With the call for the ban of physical restraint in young children this week by National Mental Health Commissioner, Ms Jackie Crowe, after a 9 year-old Victorian boy suffered bruises and welts from being restrained face-down on the floor — the continued inclusion of restraint for children of all ages in the new WA Mental Health Bill is drawing strong criticism.
The Bill, now tabled in Parliament permits restraint with no age limits. Restraint includes the use of manacles, straps, belts, harnesses, chemical restraint (the use of psychiatric drugs to sedate) and bodily restraint by others (holding the person down, often to inject a drug or to force them into seclusion).
Ms Crowe said that children as young as 7 were being restrained in acute mental health units and that restraint caused physical and psychological damage and breached a child’s human rights.
Chemical restraint is not covered in the WA Bill at all, leaving its use without any safeguards. Only an oral order by a nurse, psychologist, occupational therapist, social worker or medical practitioner is required to restrain any child in a psychiatric hospital. Restraint can be for longer than 6 hours.
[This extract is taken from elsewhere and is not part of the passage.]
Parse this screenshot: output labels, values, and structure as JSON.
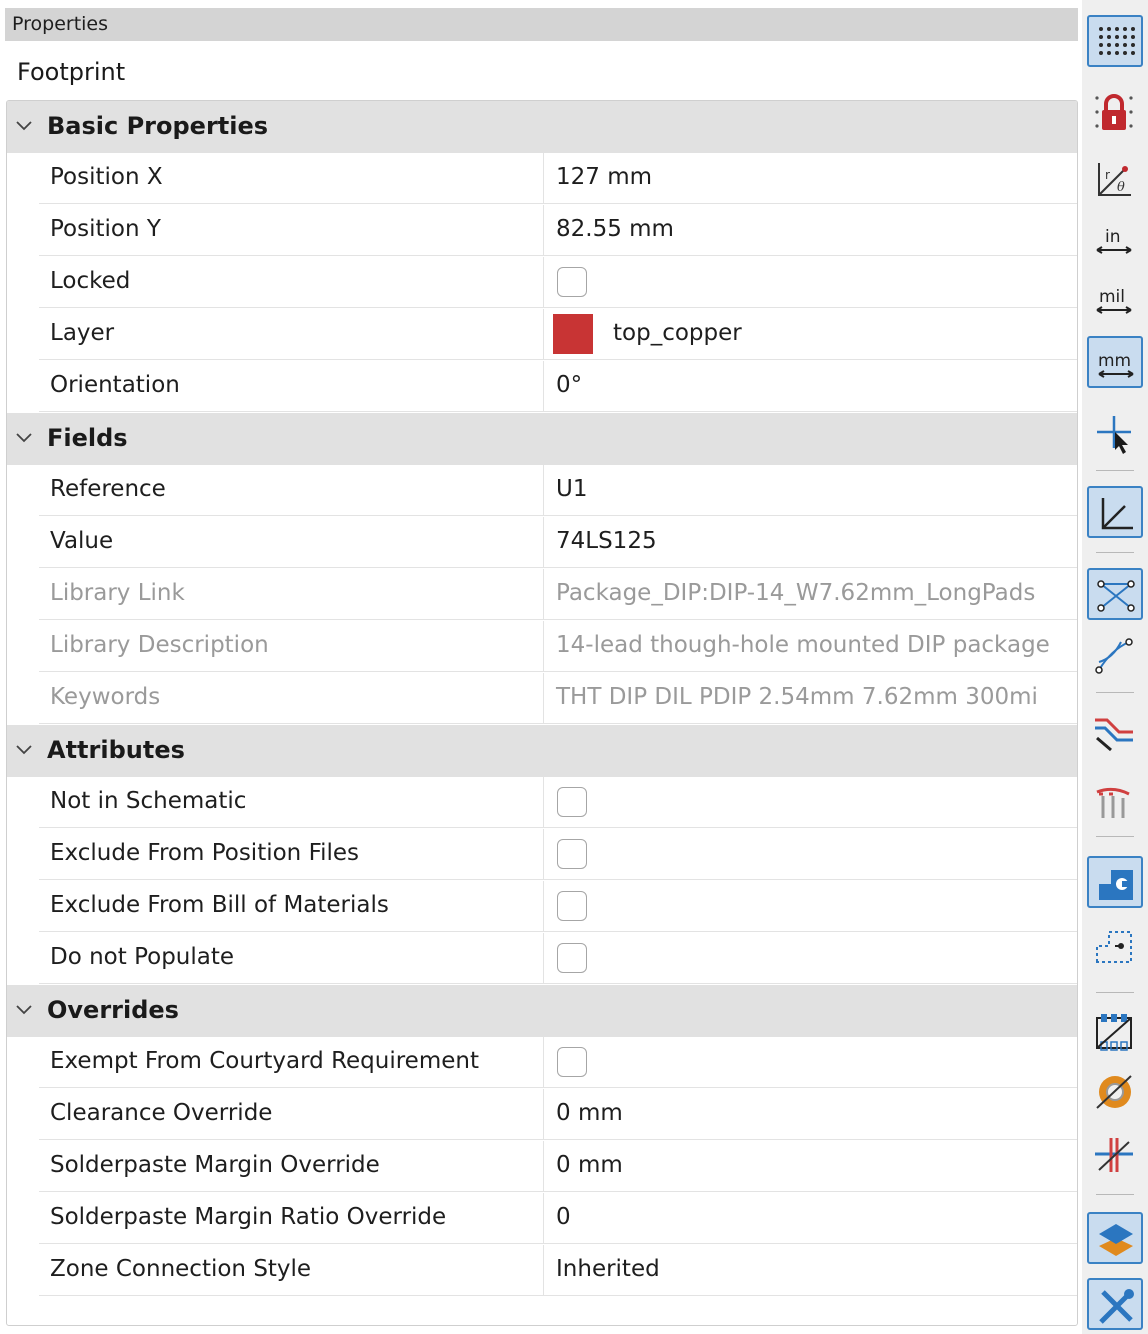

There have been continual calls for restraint to be banned across Australia including the National Mental Health Commission who covered the need to eliminate restraint in their 2012 annual report.
“Restraint is a deeply traumatic experience for an adult let alone a child. It has no therapeutic value and should be banned,” said Ms Shelley Wilkins Executive Director of the Australian National Office of the Citizens Commission on Human Rights (CCHR).
Restraint has led to injuries and even death. Australian seclusion and restraint reduction expert Richard Newton said that restraint had a “devastating” mental effect and physical injuries were sustained by patients and staff in about 20% of restraint procedures.
Under the new WA Bill, if a child is harmed during a restraint, parents will have no rights to civilly sue the persons responsible for the harm unless the restraint was used in a person “suspected” of being mentally ill to prevent them leaving. Only the State can be sued.
CCHR was co-founded in 1969 by the Church of Scientology and Professor of Psychiatry Dr Thomas Szasz to investigate and expose psychiatric violations of human rights.